Een mucoïde cyste is een goedaardige zwelling die is opgevuld met een gewrichtsvocht en in verbinding staat met het DIP gewricht . Dit DIP gewricht vertoont vaak al (beperkte) kraakbeenslijtage.
De cyste veroorzaakt een druk op de nagelwortel (die net achter de nagel ligt) wat aanleiding kan geven tot een misvorming (groeve) in de nagel. Soms is de overliggende huid zeer dun en kan er een huidperforatie voorkomen, met gevaar voor gewrichtsinfectie.
De diagnose wordt voornamelijk klinisch gesteld. Een radiografie wordt genomen om onderliggende slijtage van het gewricht te beoordelen en om een botaanwas (osteofyt) op te sporen.

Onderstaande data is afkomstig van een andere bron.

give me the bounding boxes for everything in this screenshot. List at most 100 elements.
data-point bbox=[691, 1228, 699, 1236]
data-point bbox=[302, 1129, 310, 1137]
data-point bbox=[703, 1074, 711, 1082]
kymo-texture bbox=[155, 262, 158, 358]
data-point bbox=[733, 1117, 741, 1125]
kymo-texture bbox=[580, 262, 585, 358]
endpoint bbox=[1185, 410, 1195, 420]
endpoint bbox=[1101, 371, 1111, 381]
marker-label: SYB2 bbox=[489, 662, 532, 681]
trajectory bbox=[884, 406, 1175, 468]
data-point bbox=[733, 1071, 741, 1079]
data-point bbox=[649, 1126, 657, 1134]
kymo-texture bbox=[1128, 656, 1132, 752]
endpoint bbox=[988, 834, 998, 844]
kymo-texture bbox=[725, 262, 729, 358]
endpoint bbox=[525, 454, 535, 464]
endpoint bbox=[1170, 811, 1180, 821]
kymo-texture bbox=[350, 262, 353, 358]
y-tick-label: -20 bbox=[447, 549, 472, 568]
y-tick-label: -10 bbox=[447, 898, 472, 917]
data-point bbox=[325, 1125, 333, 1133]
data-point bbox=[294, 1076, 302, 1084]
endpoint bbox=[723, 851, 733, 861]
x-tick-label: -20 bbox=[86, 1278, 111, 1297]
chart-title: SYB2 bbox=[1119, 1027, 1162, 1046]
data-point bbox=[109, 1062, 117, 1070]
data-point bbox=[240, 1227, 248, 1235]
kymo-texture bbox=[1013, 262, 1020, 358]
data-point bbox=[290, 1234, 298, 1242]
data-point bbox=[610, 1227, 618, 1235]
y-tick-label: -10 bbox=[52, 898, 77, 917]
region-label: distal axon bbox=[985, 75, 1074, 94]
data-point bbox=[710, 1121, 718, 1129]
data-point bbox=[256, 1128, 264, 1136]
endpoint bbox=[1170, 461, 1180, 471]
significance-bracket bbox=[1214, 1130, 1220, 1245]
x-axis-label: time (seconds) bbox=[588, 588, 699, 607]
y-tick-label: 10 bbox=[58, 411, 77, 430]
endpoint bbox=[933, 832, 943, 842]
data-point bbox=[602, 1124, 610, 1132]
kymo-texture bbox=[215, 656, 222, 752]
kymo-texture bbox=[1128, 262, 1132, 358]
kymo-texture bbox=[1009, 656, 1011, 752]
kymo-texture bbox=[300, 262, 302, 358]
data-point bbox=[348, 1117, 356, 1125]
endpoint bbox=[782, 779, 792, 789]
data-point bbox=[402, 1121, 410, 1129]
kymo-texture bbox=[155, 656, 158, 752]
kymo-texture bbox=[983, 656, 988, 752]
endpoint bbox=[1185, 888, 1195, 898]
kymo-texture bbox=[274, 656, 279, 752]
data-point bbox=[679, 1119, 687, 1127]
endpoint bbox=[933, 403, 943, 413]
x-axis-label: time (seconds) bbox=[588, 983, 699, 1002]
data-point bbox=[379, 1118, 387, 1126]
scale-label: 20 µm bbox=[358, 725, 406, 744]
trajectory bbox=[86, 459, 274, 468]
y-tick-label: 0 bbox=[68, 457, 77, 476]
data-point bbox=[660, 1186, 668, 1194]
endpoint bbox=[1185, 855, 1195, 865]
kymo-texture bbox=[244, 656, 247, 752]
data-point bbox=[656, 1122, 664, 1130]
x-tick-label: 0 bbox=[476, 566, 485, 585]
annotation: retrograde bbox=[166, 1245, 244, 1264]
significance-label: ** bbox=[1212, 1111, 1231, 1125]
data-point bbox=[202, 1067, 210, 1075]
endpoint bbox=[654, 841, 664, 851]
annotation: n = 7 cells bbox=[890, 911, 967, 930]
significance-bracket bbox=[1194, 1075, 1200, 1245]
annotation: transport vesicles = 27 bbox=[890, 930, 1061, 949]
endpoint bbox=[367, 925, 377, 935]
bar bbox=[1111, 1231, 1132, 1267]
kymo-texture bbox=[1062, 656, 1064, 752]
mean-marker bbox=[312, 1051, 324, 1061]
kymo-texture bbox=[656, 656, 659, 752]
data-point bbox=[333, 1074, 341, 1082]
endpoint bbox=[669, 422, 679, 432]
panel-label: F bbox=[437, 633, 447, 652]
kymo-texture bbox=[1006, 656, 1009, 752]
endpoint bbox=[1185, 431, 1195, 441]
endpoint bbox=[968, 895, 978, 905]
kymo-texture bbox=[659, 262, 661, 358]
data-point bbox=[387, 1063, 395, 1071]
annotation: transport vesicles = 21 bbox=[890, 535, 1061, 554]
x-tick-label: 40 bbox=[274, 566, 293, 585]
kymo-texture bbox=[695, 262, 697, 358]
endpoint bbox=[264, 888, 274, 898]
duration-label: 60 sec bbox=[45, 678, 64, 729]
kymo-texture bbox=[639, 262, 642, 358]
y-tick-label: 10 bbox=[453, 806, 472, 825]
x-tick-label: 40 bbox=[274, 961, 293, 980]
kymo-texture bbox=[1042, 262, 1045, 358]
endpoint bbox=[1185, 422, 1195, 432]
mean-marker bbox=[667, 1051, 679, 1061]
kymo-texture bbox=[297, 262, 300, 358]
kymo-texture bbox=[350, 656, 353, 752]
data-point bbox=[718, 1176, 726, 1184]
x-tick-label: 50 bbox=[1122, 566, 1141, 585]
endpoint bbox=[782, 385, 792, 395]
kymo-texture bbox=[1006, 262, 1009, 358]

Doorprik de cyste niet! De cyste zal zich snel terug opvullen en er is een gevaar voor gewrichtsinfectie. Een operatie is nodig wanneer de cyste storend is of de overliggende huid te dun wordt. De cyste wordt weggenomen onder lokale verdoving via het dagziekenhuis. Ook de verbinding naar het gewricht en een deel van het kapsel dient weggenomen te worden. Indien de huid over de cyste te dun is, wordt de cyste met overliggende huid weggenomen. Om de wonde terug te kunnen sluiten, moeten we de incisie wat groter maken om de huid te kunnen verschuiven over de wonde. Indien het gewricht te veel artrose vertoont en pijnlijk is, wordt het DIP-gewricht in een tijd vastgezet.
Het verband moet 14 dagen droog en proper gehouden worden. Na verloop van tijd normaliseert de nagelgroei bijna steeds. Het litteken wordt op termijn onzichtbaar, doch in de eerste weken na de ingreep bestaat er lokaal een gevoelige, iets rode en wat verharde huid. Na de ingreep is het bewegen van de vinger onmiddellijk toegelaten. In het begin is het DIP-gewricht wat stijver maar door zelf te bewegen kan dit snel verbeteren. Cysten kunnen steeds terugkomen.